The move follows criticism by activists who said it could fan hatred and violence against lesbian, gay, bisexual and transgender (LGBT) people.
The contest had originally required participants to submit video clips for one of three categories: sexual and reproductive health, cybersex and “gender identity disorder”.
Its guidelines added that the videos must include elements showing the “consequences” of being LGBT, as well as how to “prevent, control and ways to seek help” for them.
Malaysian deputy director-general of health Lokman Hakim Sulaiman said in a statement that the offending category had been replaced with “gender and sexuality”.
The decision was made following a meeting between ministry officials with the Malaysian AIDS Council, experts, and representatives of “key population groups”, Lokman said.
“This meeting successfully cleared the misunderstandings and collectively improvements were made to the competition guideline,” he said.
Lokman had earlier defended the contest categories, saying the topics were chosen as statistics showed an increase in sexual and reproductive health problems among teens, including higher rates of sexual activity and a rise in HIV transmission.

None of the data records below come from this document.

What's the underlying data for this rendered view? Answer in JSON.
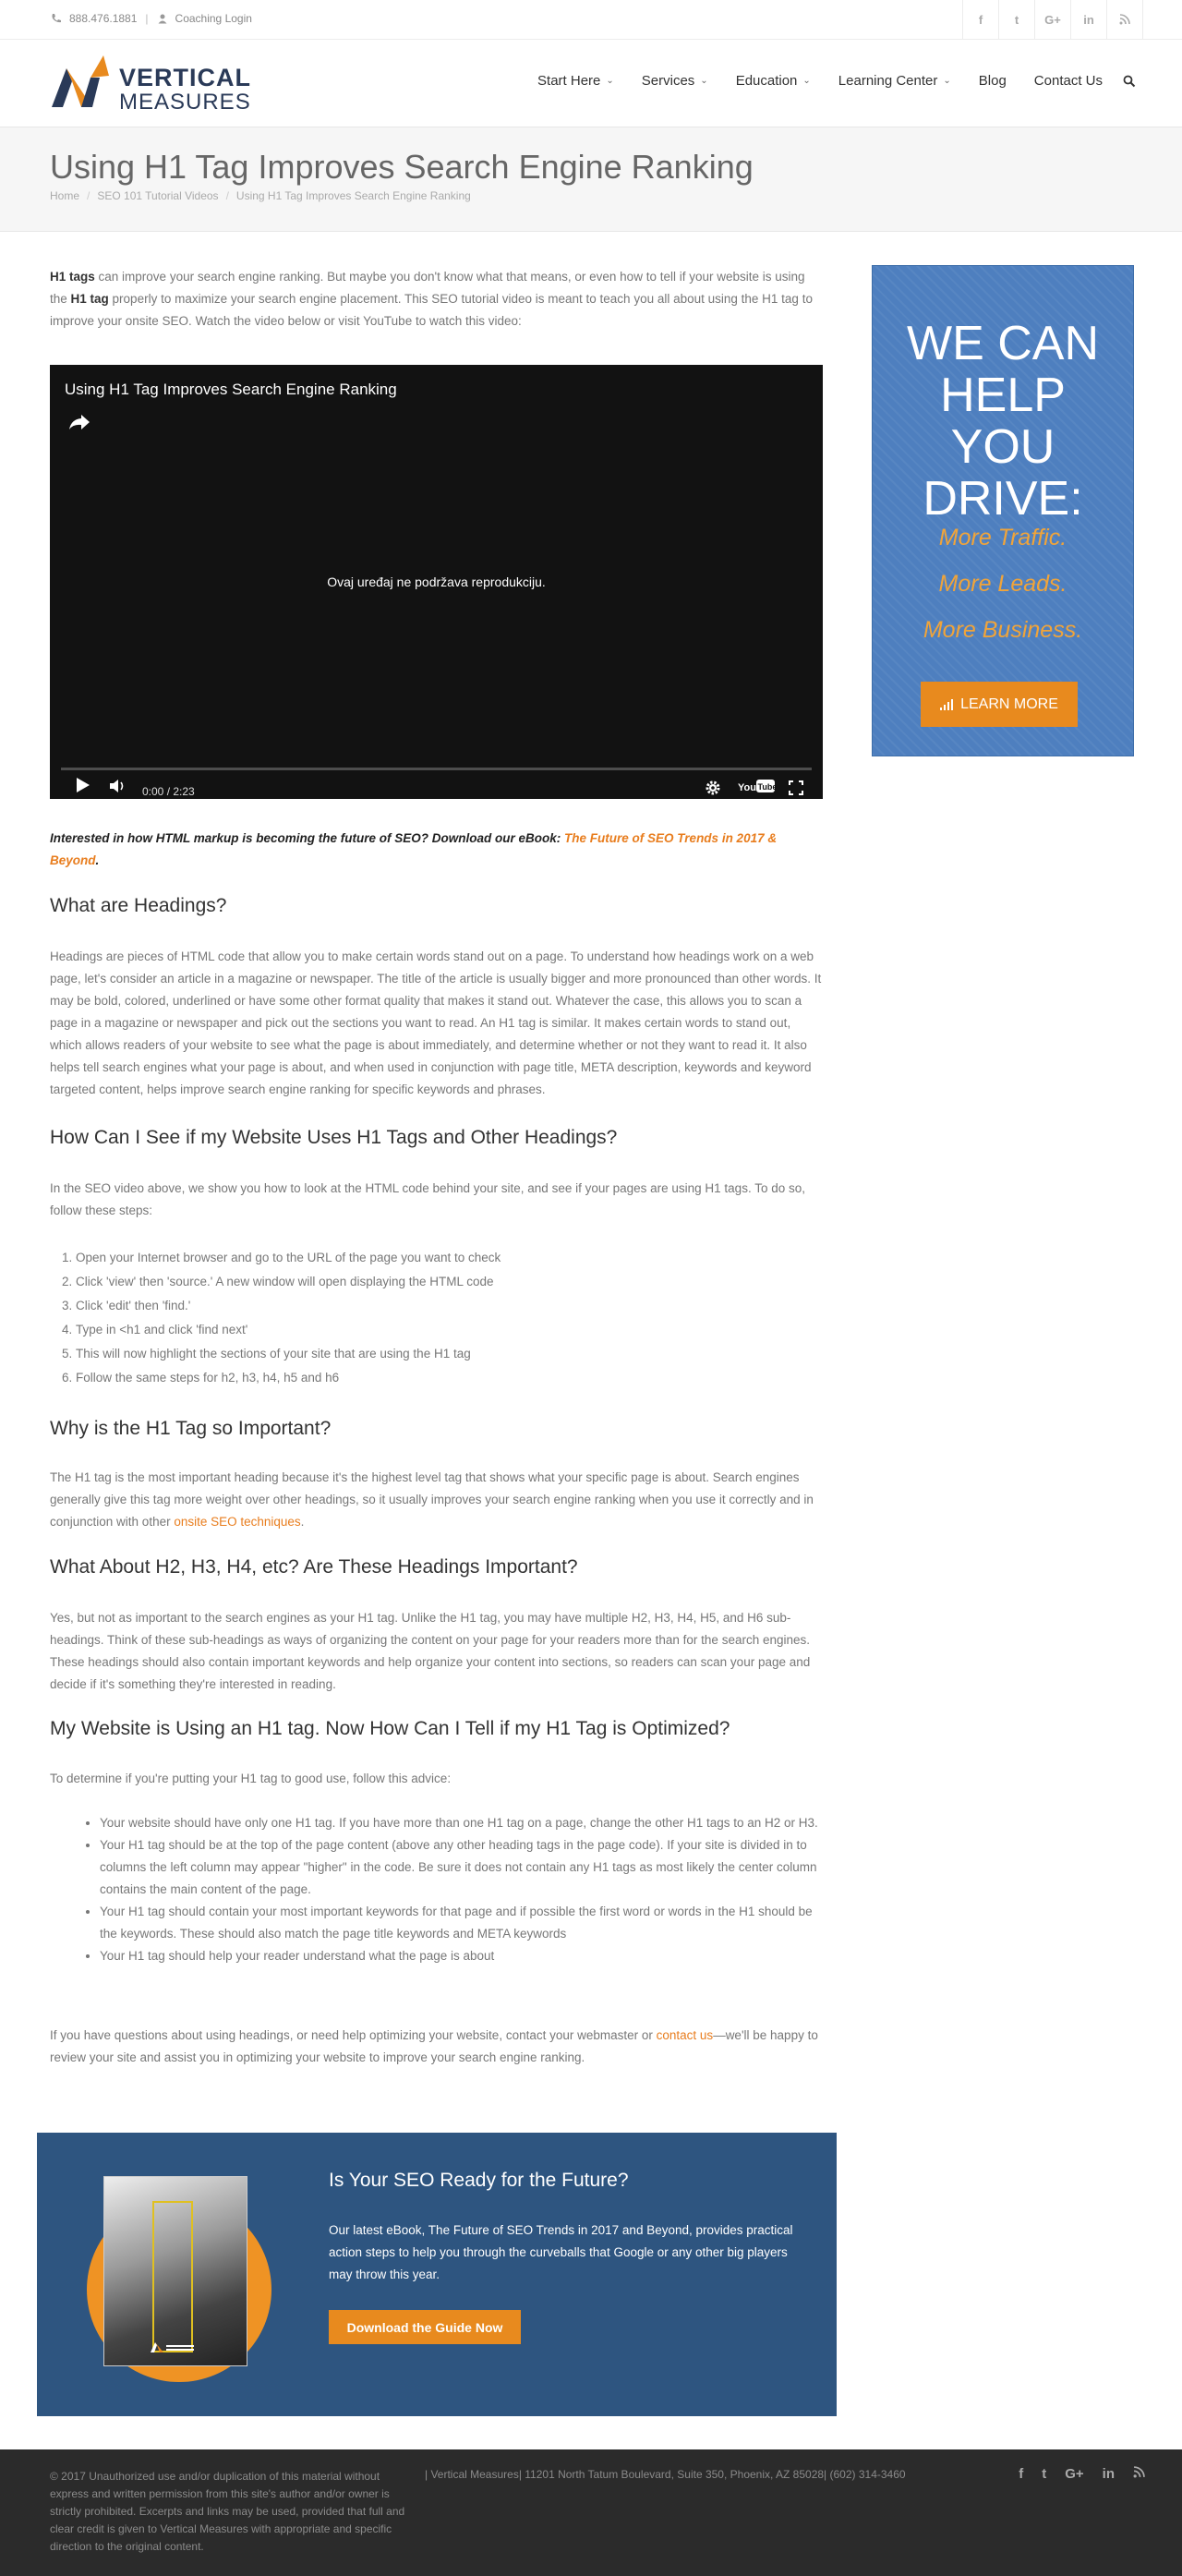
{
  "topbar": {
    "phone": "888.476.1881",
    "separator": "|",
    "coaching_login": "Coaching Login",
    "social": [
      "f",
      "t",
      "G+",
      "in",
      "rss"
    ]
  },
  "header": {
    "logo_line1": "VERTICAL",
    "logo_line2": "MEASURES",
    "nav": [
      {
        "label": "Start Here",
        "dropdown": true
      },
      {
        "label": "Services",
        "dropdown": true
      },
      {
        "label": "Education",
        "dropdown": true
      },
      {
        "label": "Learning Center",
        "dropdown": true
      },
      {
        "label": "Blog",
        "dropdown": false
      },
      {
        "label": "Contact Us",
        "dropdown": false
      }
    ]
  },
  "page": {
    "title": "Using H1 Tag Improves Search Engine Ranking",
    "breadcrumb": [
      "Home",
      "SEO 101 Tutorial Videos",
      "Using H1 Tag Improves Search Engine Ranking"
    ]
  },
  "content": {
    "intro_b1": "H1 tags",
    "intro_t1": " can improve your search engine ranking. But maybe you don't know what that means, or even how to tell if your website is using the ",
    "intro_b2": "H1 tag",
    "intro_t2": " properly to maximize your search engine placement. This SEO tutorial video is meant to teach you all about using the H1 tag to improve your onsite SEO. Watch the video below or visit YouTube to watch this video:",
    "video": {
      "title": "Using H1 Tag Improves Search Engine Ranking",
      "message": "Ovaj uređaj ne podržava reprodukciju.",
      "time": "0:00 / 2:23"
    },
    "cta_text": "Interested in how HTML markup is becoming the future of SEO? Download our eBook: ",
    "cta_link": "The Future of SEO Trends in 2017 & Beyond",
    "cta_end": ".",
    "h_headings": "What are Headings?",
    "p_headings": "Headings are pieces of HTML code that allow you to make certain words stand out on a page. To understand how headings work on a web page, let's consider an article in a magazine or newspaper. The title of the article is usually bigger and more pronounced than other words. It may be bold, colored, underlined or have some other format quality that makes it stand out. Whatever the case, this allows you to scan a page in a magazine or newspaper and pick out the sections you want to read. An H1 tag is similar. It makes certain words to stand out, which allows readers of your website to see what the page is about immediately, and determine whether or not they want to read it. It also helps tell search engines what your page is about, and when used in conjunction with page title, META description, keywords and keyword targeted content, helps improve search engine ranking for specific keywords and phrases.",
    "h_how": "How Can I See if my Website Uses H1 Tags and Other Headings?",
    "p_how": "In the SEO video above, we show you how to look at the HTML code behind your site, and see if your pages are using H1 tags.  To do so, follow these steps:",
    "steps": [
      "Open your Internet browser and go to the URL of the page you want to check",
      "Click 'view' then 'source.' A new window will open displaying the HTML code",
      "Click 'edit' then 'find.'",
      "Type in <h1 and click 'find next'",
      "This will now highlight the sections of your site that are using the H1 tag",
      "Follow the same steps for h2, h3, h4, h5 and h6"
    ],
    "h_why": "Why is the H1 Tag so Important?",
    "p_why": "The H1 tag is the most important heading because it's the highest level tag that shows what your specific page is about. Search engines generally give this tag more weight over other headings, so it usually improves your search engine ranking when you use it correctly and in conjunction with other ",
    "p_why_link": "onsite SEO techniques",
    "p_why_end": ".",
    "h_h2": "What About H2, H3, H4, etc? Are These Headings Important?",
    "p_h2": "Yes, but not as important to the search engines as your H1 tag. Unlike the H1 tag, you may have multiple H2, H3, H4, H5, and H6 sub-headings. Think of these sub-headings as ways of organizing the content on your page for your readers more than for the search engines. These headings should also contain important keywords and help organize your content into sections, so readers can scan your page and decide if it's something they're interested in reading.",
    "h_opt": "My Website is Using an H1 tag. Now How Can I Tell if my H1 Tag is Optimized?",
    "p_opt": "To determine if you're putting your H1 tag to good use, follow this advice:",
    "tips": [
      "Your website should have only one H1 tag. If you have more than one H1 tag on a page, change the other H1 tags to an H2 or H3.",
      "Your H1 tag should be at the top of the page content (above any other heading tags in the page code). If your site is divided in to columns the left column may appear \"higher\" in the code. Be sure it does not contain any H1 tags as most likely the center column contains the main content of the page.",
      "Your H1 tag should contain your most important keywords for that page and if possible the first word or words in the H1 should be the keywords. These should also match the page title keywords and META keywords",
      "Your H1 tag should help your reader understand what the page is about"
    ],
    "p_end1": "If you have questions about using headings, or need help optimizing your website, contact your webmaster or ",
    "p_end_link": "contact us",
    "p_end2": "—we'll be happy to review your site and assist you in optimizing your website to improve your search engine ranking."
  },
  "sidebar_ad": {
    "line1": "WE CAN",
    "line2": "HELP",
    "line3": "YOU",
    "line4": "DRIVE:",
    "o1": "More Traffic.",
    "o2": "More Leads.",
    "o3": "More Business.",
    "button": "LEARN MORE",
    "bg": "#4e7fbf",
    "accent": "#e88a1e"
  },
  "promo": {
    "title": "Is Your SEO Ready for the Future?",
    "text": "Our latest eBook, The Future of SEO Trends in 2017 and Beyond, provides practical action steps to help you through the curveballs that Google or any other big players may throw this year.",
    "button": "Download the Guide Now",
    "bg": "#2e5580"
  },
  "footer": {
    "copyright": "© 2017 Unauthorized use and/or duplication of this material without express and written permission from this site's author and/or owner is strictly prohibited. Excerpts and links may be used, provided that full and clear credit is given to Vertical Measures with appropriate and specific direction to the original content.",
    "address": "| Vertical Measures| 11201 North Tatum Boulevard, Suite 350, Phoenix, AZ 85028| (602) 314-3460",
    "social": [
      "f",
      "t",
      "G+",
      "in",
      "rss"
    ]
  },
  "colors": {
    "accent_orange": "#e87d1e",
    "dark_navy": "#2a3a58"
  }
}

On Wednesday, he said the purpose of the contest was “not to single out or to discriminate” against the LGBT community, but to explore views among teens and identify gaps in health services.
Transgender activist Nisha Ayub, who had raised concerns over the video contest, welcomed the ministry’s rethink.
“We have to create a safe space for discussions and raise awareness. I hope this kind of engagement with officials will continue at other government agencies,” she told the Thomson Reuters Foundation.
Activists say intolerance of LGBT people has spiked in recent years in Malaysia, a multi-ethnic Southeast Asian country that is majority Muslim.
In March, the Walt Disney film “Beauty and the Beast” was briefly barred from screening in Malaysia, after the company refused to remove “a gay moment” from the film at the request of Malaysian authorities.